News
Encryption Made Easy with New Security Library
9Rays.Net releases new encryption security library.
In a perfect world, hackers could be locked out of business applications through rigorous secure development practices. In the real world, though, it makes sense to also build encryption functionality into apps to protect sensitive data and intellectual property -- just in case.
Obfuscation vendor 9Rays.Net Inc. aims to make the job easier for developers with a new cryptographic toolkit released recently. The CryptoSharp security library will include the standard crypto-suite ciphers and hash functions, but goes further by including modular, high-level functionality that developers can plug directly into their apps, says Mark Sochan, a business development consultant working with 9Rays.
Ready-to-Use
The company's headquarters is in Virginia, but its development offices are in Russia and Ukraine. 9Rays was formed in 2001 and initially sold obfuscation technology to help protect .NET source code from malicious de-compiling. That technology, the Spices.Net suite, is still its flagship product.

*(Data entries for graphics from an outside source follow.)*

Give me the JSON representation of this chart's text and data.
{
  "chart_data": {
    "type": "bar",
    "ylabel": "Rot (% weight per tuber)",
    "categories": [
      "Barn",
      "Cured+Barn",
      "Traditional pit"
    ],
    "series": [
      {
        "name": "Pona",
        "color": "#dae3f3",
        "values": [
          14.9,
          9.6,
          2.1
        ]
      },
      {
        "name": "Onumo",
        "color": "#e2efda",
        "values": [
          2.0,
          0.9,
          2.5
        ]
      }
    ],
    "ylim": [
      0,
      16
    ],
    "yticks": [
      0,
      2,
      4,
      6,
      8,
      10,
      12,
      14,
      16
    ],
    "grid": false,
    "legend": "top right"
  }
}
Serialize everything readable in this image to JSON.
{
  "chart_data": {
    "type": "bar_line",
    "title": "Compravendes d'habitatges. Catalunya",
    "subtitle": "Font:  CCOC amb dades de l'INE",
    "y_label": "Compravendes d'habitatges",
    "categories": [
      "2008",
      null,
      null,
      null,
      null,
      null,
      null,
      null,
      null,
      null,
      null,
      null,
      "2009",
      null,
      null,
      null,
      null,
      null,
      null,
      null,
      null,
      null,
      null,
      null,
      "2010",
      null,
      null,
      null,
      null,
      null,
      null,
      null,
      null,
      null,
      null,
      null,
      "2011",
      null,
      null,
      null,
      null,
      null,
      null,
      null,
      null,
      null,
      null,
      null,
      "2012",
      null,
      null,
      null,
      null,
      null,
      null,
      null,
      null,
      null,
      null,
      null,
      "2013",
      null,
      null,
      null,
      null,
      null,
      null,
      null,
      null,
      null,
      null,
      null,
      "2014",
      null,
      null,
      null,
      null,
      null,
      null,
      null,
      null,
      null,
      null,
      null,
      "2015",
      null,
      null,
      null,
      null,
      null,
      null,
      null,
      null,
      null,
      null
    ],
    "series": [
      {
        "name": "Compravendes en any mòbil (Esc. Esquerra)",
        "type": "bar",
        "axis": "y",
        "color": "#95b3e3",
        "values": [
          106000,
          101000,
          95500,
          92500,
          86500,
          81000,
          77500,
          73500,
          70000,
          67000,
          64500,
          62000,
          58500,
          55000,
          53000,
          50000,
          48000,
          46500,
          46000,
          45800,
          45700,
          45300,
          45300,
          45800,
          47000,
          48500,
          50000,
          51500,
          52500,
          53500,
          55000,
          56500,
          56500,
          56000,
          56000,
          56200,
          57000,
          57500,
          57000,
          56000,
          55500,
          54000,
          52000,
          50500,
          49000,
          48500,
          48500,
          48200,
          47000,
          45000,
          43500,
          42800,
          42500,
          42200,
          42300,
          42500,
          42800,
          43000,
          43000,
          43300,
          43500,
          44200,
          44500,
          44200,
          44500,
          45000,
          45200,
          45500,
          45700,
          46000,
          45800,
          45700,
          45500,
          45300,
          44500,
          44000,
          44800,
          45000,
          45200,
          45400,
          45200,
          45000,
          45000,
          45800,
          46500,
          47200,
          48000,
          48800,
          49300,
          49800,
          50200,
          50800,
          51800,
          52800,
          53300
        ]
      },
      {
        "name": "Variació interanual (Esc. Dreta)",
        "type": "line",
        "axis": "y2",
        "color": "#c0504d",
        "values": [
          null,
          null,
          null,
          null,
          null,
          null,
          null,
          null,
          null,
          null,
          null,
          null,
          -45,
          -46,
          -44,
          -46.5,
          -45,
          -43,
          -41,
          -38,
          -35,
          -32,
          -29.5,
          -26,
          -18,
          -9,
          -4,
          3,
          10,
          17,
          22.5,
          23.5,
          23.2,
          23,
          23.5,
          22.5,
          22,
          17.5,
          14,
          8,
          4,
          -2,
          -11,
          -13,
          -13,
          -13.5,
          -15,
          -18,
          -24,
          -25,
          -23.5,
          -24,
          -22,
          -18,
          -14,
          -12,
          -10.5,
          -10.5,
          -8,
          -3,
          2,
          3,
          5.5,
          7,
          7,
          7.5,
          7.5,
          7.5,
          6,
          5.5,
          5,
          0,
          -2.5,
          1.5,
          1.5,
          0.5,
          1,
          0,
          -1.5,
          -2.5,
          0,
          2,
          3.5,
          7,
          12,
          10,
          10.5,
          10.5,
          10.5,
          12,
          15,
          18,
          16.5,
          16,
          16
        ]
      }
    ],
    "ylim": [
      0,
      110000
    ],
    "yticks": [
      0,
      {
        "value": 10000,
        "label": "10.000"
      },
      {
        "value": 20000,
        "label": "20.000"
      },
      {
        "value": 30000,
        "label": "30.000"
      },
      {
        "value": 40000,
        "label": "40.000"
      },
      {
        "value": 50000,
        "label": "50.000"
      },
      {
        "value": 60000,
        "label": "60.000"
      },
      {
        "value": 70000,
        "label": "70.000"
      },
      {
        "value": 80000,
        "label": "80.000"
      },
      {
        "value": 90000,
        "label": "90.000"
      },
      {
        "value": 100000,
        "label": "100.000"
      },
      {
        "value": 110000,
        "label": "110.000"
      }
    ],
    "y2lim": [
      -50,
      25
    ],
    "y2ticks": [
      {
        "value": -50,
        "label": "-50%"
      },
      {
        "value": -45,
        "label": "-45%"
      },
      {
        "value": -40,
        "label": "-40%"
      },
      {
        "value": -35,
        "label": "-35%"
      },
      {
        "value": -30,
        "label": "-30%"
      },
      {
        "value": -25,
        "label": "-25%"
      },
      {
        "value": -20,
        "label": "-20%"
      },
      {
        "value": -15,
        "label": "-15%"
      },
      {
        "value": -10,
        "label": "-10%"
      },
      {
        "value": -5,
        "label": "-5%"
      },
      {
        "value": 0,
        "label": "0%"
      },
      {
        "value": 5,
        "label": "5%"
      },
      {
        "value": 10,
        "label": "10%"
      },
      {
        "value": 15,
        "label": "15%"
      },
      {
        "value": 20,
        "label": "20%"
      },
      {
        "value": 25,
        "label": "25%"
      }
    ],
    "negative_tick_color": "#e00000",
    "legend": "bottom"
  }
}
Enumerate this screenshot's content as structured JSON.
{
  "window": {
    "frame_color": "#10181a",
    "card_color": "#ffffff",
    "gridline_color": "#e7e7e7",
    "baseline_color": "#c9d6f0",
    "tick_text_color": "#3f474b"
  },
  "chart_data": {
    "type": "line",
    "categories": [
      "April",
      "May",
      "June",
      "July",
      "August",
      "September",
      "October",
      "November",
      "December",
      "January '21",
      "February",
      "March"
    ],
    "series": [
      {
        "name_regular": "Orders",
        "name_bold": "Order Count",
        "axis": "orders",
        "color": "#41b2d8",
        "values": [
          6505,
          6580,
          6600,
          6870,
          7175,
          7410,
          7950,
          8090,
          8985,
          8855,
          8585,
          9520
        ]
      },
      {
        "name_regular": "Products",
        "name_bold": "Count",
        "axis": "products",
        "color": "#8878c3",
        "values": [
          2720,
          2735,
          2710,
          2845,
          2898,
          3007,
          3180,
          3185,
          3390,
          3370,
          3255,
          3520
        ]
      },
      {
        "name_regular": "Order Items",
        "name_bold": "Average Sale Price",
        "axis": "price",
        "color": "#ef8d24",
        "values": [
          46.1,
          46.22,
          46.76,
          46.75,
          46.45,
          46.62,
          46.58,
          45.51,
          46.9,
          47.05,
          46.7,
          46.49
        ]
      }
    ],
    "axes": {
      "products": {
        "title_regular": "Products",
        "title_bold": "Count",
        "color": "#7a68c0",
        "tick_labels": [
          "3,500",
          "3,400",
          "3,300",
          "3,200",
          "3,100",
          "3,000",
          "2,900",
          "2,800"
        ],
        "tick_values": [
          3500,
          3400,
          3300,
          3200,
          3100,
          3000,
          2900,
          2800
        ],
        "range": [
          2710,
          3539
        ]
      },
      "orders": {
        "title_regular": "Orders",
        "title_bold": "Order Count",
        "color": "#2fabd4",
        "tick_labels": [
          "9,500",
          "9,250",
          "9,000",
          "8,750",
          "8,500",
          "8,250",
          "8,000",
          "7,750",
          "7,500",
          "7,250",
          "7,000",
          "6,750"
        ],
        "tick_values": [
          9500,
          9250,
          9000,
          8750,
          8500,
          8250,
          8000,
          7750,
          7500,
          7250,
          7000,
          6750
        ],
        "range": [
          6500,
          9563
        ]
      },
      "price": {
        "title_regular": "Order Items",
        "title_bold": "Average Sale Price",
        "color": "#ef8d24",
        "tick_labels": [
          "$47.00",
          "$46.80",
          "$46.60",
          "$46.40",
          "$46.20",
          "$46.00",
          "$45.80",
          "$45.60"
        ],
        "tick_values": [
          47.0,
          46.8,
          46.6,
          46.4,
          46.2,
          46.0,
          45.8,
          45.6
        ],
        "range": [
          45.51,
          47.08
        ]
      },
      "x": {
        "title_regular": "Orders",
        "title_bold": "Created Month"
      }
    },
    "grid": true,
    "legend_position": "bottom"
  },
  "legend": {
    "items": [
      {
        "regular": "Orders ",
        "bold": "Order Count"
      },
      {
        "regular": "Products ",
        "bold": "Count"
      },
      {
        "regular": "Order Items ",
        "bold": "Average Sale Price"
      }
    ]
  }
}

But 9Rays founder Victor Victorov later saw the need for a better encryption security library based on the company's own internal development work, Sochan says.
"Most of the cryptographic libraries on the market offer a hodgepodge of stuff: secret-key encryption, public-key encryption and some compression components. The problem is that typical libraries offer rather low-level components so the developer still has to do a lot of work to convert them into real applications," Sochan says.
9Rays' approach is to provide complete cryptographic functionality modules ready for use in applications without much additional coding, such as password dialogues and encrypted storage capabilities, he says.
No Consistency
While that approach likely will be helpful for developers, Gartner Inc. analyst Eric Ouellet argues that enterprises are crying out for a fully integrated, top-to-bottom system of encryption technology for everything from apps to databases. As it stands, some enterprises have to juggle a number of different encryption products and keep up with their respective keys.
"It's kind of tricky for developers because there are nice tools that allow you to leverage all this stuff in many ways, but there's no consistency," Ouellet says, later adding, "It's hard to come up with a standard policy of how to manage cryptography and how to manage keys."
The work that's been done on standardizing the process largely has been undermined by the major vendors' reluctance to open up their technology to be managed by competitors' products. "No one's willing to expose their own API," Ouellet says. "It's kind of a useless standard."
A public beta of CryptoSharp is available for download now at the 9Rays Web site, and the company was expected at press time to begin selling the first official release of the security library sometime this month for $395.